Uzun yıllar boyunca baskın kuram olan bu görüşü sorgulayanlar da yok değil. Örneğin 2019'da Science Advances dergisinde yayımlanan bir çalışmada, eski dünya maymunlarından makakların konuşmak için gerekli gırtlak anatomisini taşıdığı ve "bit" "bet" "bat" "but" ve "bot" gibi sesleri çıkarabildiği yer aldı. Ancak makaklar basit de olsa bir dil geliştirmiş değil bugüne dek; o zaman yalnızca gırtlağın anatomik yapısının konuşabilmek için gerekli olsa da yeterli olmadığı anlaşılıyor. Bugün biliyoruz ki, konuşabilmek için beynin farklı bölümleri, saymak gerekirse, Serebrum, Broca Alanı, Wernicke Alanı, Arkuat Fasikül, Beyincik ve Motor Korteks, bilişsel olarak gelişmiş olmalı ve eşgüdümle işleyebilmeli. Belli ki dil, ağız, farenks, burun geçişleri ve larenksin aşamalı olarak evrim geçirmesi beyindeki bu bölümlerin gelişimiyle yan yana yürüdü ve bunun sonucunda konuşma yeteneğimizi kazanarak dili geliştirebildik.

Bunun ne zaman olduğuyla ilgili çeşitli tahminler olsa da, özellikle Homo Sapiens mezarlarında bulunan eşyaların, bundan 50 bin yıl önce insan topluluklarının bilişsel yetenek ve maddi kültürlerinde ciddi bir sıçrama yaşandığını göstermesine koşut olarak, kısmen gelişmiş bir dilin de aynı dönemde ortaya çıktığı konusunda yaygın bir görüş birliği var. Eğer durum böyleyse, 50 bin yıl önce Homo Sapiens toplulukları dünyanın pek çok bölgesine dağılmış durumdadır ve bu yalıtılmış toplulukların çok farklı diller geliştirmiş olmaları da çok doğal. Yani Afrika’daki küçük topluluğumuzda tek bir ön-dil konuşuyor olsak da sonrasında bir “dil” olarak adlandırılmayı hak eden karmaşık sözel yapılar dünyanın pek çok farklı yerinde ortaya çıkmış olmalı.

Cennetin Dilleri

Ancak insanlığın ortak bir ilk dili olduğu düşüncesi yalnızca antropologların değil başta Kilise olmak üzere Batılı düşünürlerin de ilgisini çekmiştir uzun yüzyıllar boyu. Onlara göre insanoğlunun ilk dili Adem ve Havva’nın konuştuğu dildir ve yeryüzüne bu ikisinin Cennet’ten kovulmasıyla yayılmıştır. Bu ilk dilin ne olabileceği konusunda yazılanlar büyük bir kütüphaneyi doldurur herhalde.

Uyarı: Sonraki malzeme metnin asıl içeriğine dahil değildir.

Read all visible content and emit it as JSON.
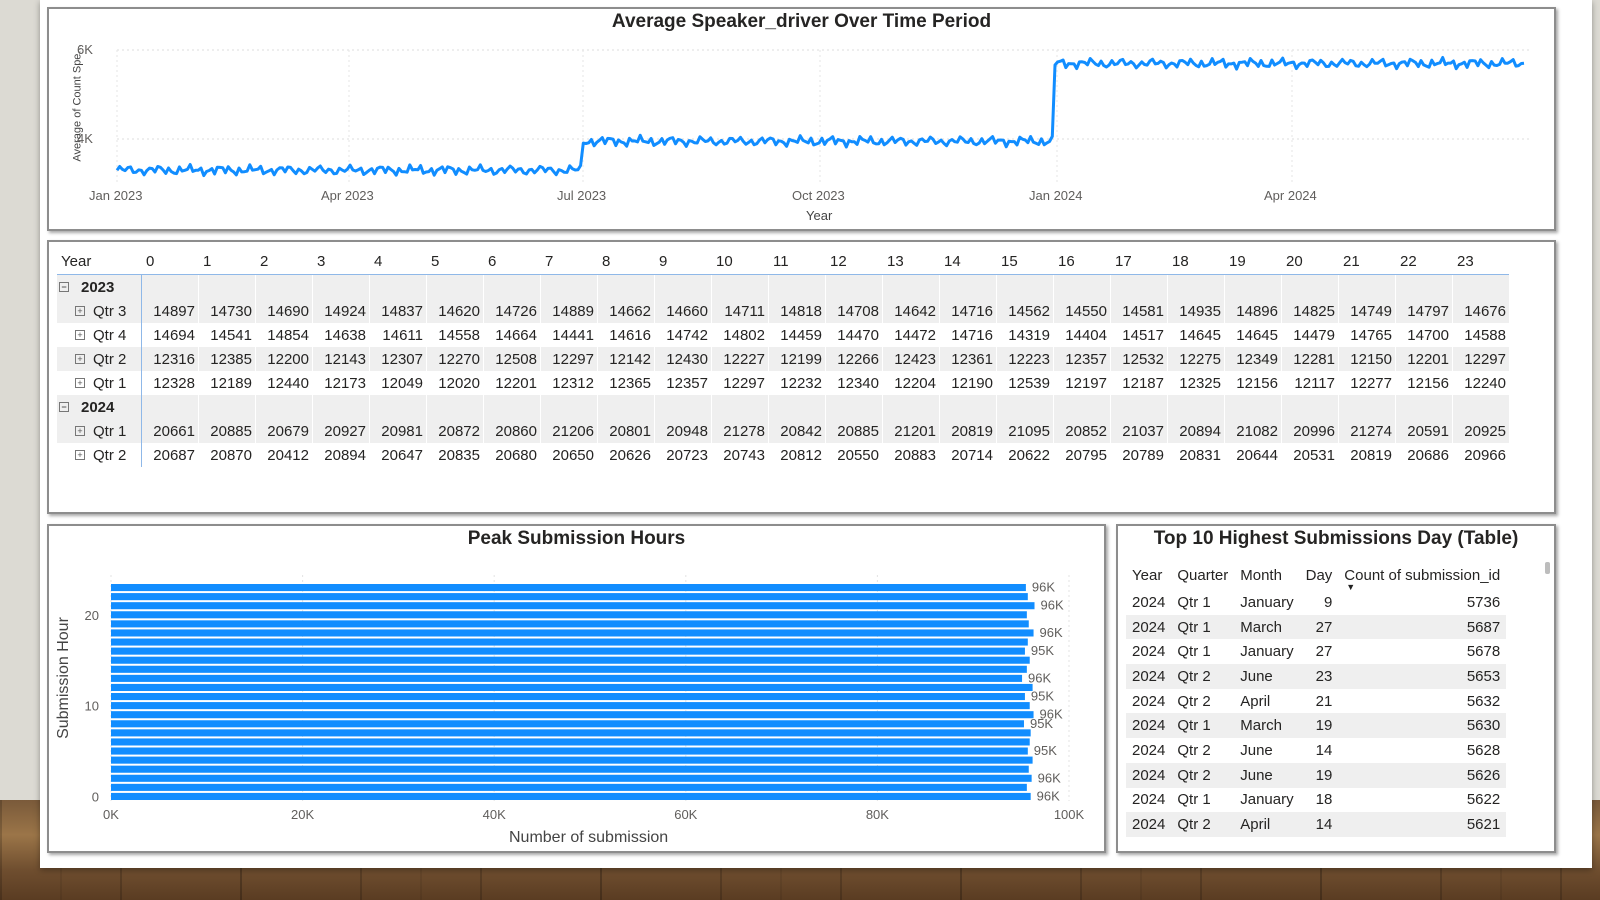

Maurice Olender’in ünlü “Cennetin Dilleri” kitabı şu soruyla başlar, "Cennet Bahçesi'nde Adem, Havva, Tanrı ve yılan İbranice mi, Flamanca mı, Fransızca mı, yoksa İsveççe mi konuşurlar?" Batı’nın sorduğu bu soru asla masum değildir ve Ari-Sami olarak adlandırılacak iki dil ailesinin icadına kadar gitmekle kalmaz, bu dillerin kültür evrenlerine dahil olan halkların da kendi aralarında üstün ya da aşağılık olarak sınıflandırılmasına uzanır. Uygarlık, hareketlilik ve yaratıcılık Arilere verilirken, Samilerin payına ise hımbıllık ve tutuculuk düşer. (4)

Bu konuyu da haftaya anlatalım.

Mutlu bayramlar.

  1. Herodot Tarihi, Remzi Kitabevi, Aralık 1973, 1. Baskı, s.104.
  2. Eski İbranicede “Babil”, “karmaşa” sözcüğüyle benzer bir okunuşa sahiptir.
  3. Larenks ya da Larinks, tıpta gırtlak/soluk borusu anlamına gelir.
  4. Kitabın tanıtım yazısından esinlenme.